The Alaska AFL-CIO recently formed "Alaskans for Walker Mallott," and the group has about $160,000 in the bank, said Vince Beltrami, president of the labor organization and chair of the independent expenditure group.
About one-third of that money comes from the labor organization, said Beltrami. The two other top supporters are Anchorage attorney Robin Brena and Barney Gottstein, a former partner in the old Carrs Quality Centers. Both men contributed money to support the tax-cut repeal referendum that failed during the August 19 primary election.

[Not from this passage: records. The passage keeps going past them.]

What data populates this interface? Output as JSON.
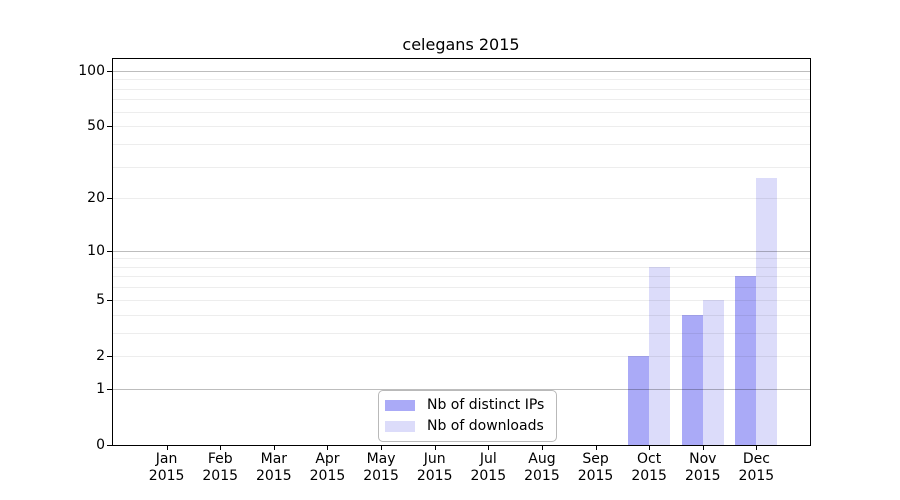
{
  "figure": {
    "background": "#ffffff"
  },
  "chart_data": {
    "type": "bar",
    "title": "celegans 2015",
    "categories": [
      "Jan 2015",
      "Feb 2015",
      "Mar 2015",
      "Apr 2015",
      "May 2015",
      "Jun 2015",
      "Jul 2015",
      "Aug 2015",
      "Sep 2015",
      "Oct 2015",
      "Nov 2015",
      "Dec 2015"
    ],
    "series": [
      {
        "name": "Nb of distinct IPs",
        "color": "#aaaaf7",
        "values": [
          0,
          0,
          0,
          0,
          0,
          0,
          0,
          0,
          0,
          2,
          4,
          7
        ]
      },
      {
        "name": "Nb of downloads",
        "color": "#dcdcfa",
        "values": [
          0,
          0,
          0,
          0,
          0,
          0,
          0,
          0,
          0,
          8,
          5,
          26
        ]
      }
    ],
    "xlabel": "",
    "ylabel": "",
    "yscale": "log1p",
    "y_ticks": [
      0,
      1,
      2,
      5,
      10,
      20,
      50,
      100
    ],
    "y_minor_gridlines": [
      2,
      3,
      4,
      5,
      6,
      7,
      8,
      9,
      20,
      30,
      40,
      50,
      60,
      70,
      80,
      90
    ],
    "y_major_gridlines": [
      1,
      10,
      100
    ],
    "ylim": [
      0,
      115
    ],
    "grid": "horizontal",
    "grid_over_bars": true,
    "legend_position": "lower center"
  }
}
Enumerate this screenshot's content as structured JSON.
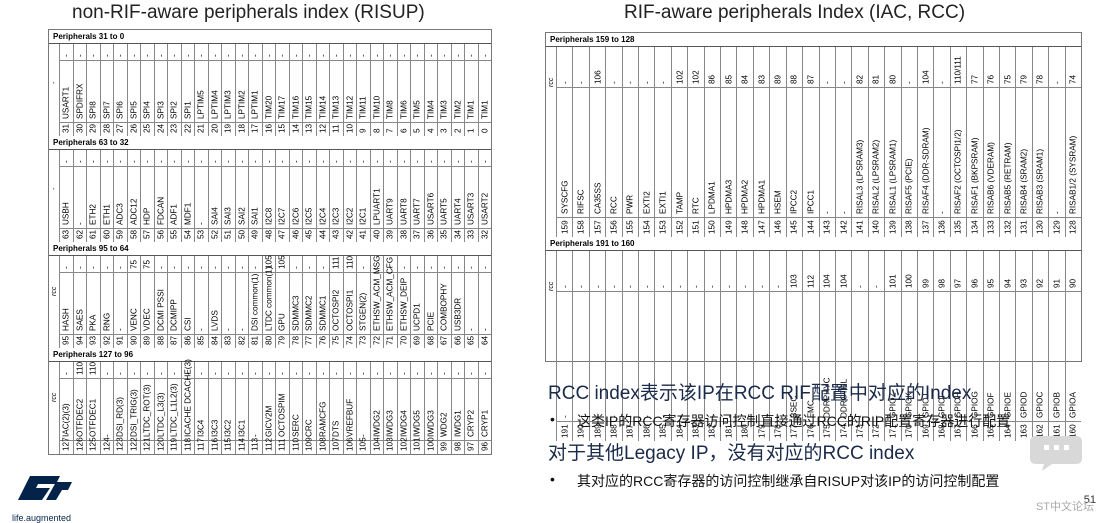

Beltrami said this is the labor organization's first time creating an independent expenditure group focused on a governor's race. Independent expenditure groups are like federal super PACs in that they can accept contributions of any size, as long as they do not coordinate with candidates.
Beltrami said his "phone has been ringing off the hook" with others wanting to donate, and said about another $40,000 has been committed but is not yet in the bank. All the group's contributions are from Alaskans or Alaska organizations, he said.
Three of the independent expenditure groups registered with the Alaska Public Offices Commission name a candidate -- meaning all the money they raise can be used to support that candidate, said Paul Dauphinais, executive director of APOC.
Those three groups are all for Walker or his running mate, Byron Mallott.
One is a small group formed by a couple of men from Willow called "Walker for Alaska's Future." The group had raised a little more than the $1,245 last reported in July, said chairman Bill Arterburn. It plans to at least buy online advertising and possibly radio ads.
Another independent expenditure group -- "Mallott-One Alaska PAC" -- reported in August that it had raised $50,000 and had spent nearly all of that with Trippi and Associates, a media firm based in Washington, D.C. Steve Boyd is listed as the treasurer of that group. Attempts to reach that group were unsuccessful.
None of the 19 independent expenditure groups registered with APOC name Walker's opponent, incumbent Gov. Sean Parnell, said Dauphinais.
An independent expenditure group formed in part to support Parnell -- "Alaskans for Economic Stability" -- will be closed down, said founder Randy Ruedrich, former Alaskan Republican Party chairman.
The group was created about 10 days ago to support the Parnell ticket and legislative candidates. Ruedrich, who had the idea for the organization, said he is dissolving it.
Since Parnell's name is not in the title, no more than two-thirds of the funding could have been used to support Parnell and oppose Walker, said Ruedrich. The remaining one-third would have been used to support several other legislative candidates, he said. Supporting so many candidates would have required too much paperwork, he said.
"Before you got very far down that road, you realize we would be primarily a paper-shuffling shop rather than a public information entity," he said.
He also pointed out that other groups already support Republican legislative candidates, such as the Alaska Prosperity Project, the independent expenditure group created by ProsperityAlaska, as well as state party organizations.
"Alaskans for Economic Stability" had raised less than $3,000, much of it coming from Ruedrich, he said.
Asked whether he would form another group to fully support Parnell, Ruedrich said it was too early to know what would come next.
As for the AFL-CIO's new political group, Beltrami said Tuesday it released its first ad called "History," with running mate Mallott describing why he joined forces with Walker. The video is currently on YouTube, and Beltrami said efforts are underway to get the commercial on cable TV as soon as possible.